What drives people to steal precious books
By Tim Richardson writing in the Financial Times, March 6 2009
By Tim Richardson writing in the Financial Times, March 6 2009
Every so often a high-profile example of book theft makes the news. The crime in question does not concern hard-up students helping themselves to textbooks in Foyles. Rather it details cases of premeditated, often audacious, theft of beautiful and rare books.
It happened in January, when Farhad Hakimzadeh, an Iranian businessman and book collector, was given a two-year sentence for cutting and stealing pages from antiquarian books in the British and Bodleian libraries over seven years. Hakimzadeh, 60, said he took the pages, from texts that date back to the 16th century and deal with European and Middle Eastern relations, only to augment his own collection. It was proved, however, that he was using stolen single pages to increase the value of books he already owned, which he could then sell. One such page contained a 500-year-old map painted by Hans Holbein, an artist in the court of Henry VIII, worth £32,000.
It also happened in August 2000, when Stanislas Gosse, a 30-year-old former naval officer and engineering tutor, began secretly to plunder the library of the ancient monastery of Mont Sainte-Odile, high in the Vosges mountains of eastern France.

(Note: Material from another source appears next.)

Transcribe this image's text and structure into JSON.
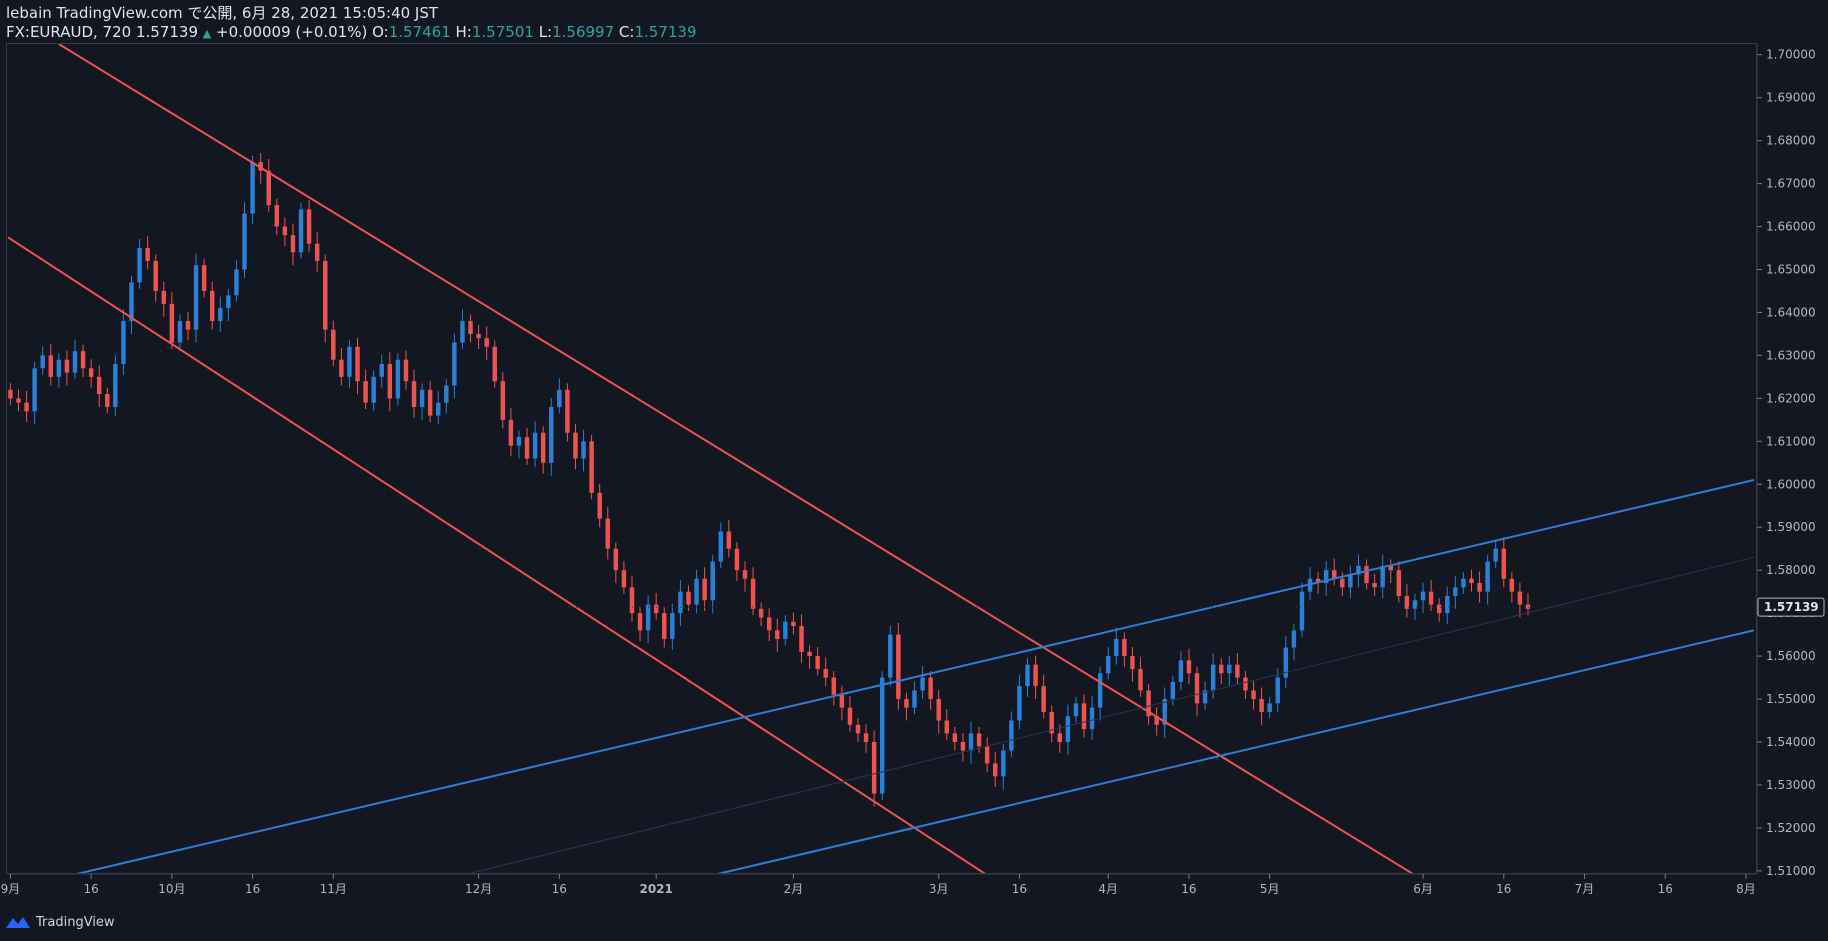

Gosse stole a key and began taking volumes at night from the library, which contains thousands of precious illuminated books. He carried the weightier tomes home on his bicycle. Later he utilised a forgotten secret passage to gain entry to the library.
When Gosse was finally caught red-handed in May 2002, he was trying to get away with three suitcases containing 300 books – at which point he admitted everything. Police raided his flat and found 1,100 historical and religious books and manuscripts meticulously arranged, catalogued and, in some cases, restored. Nothing had been sold.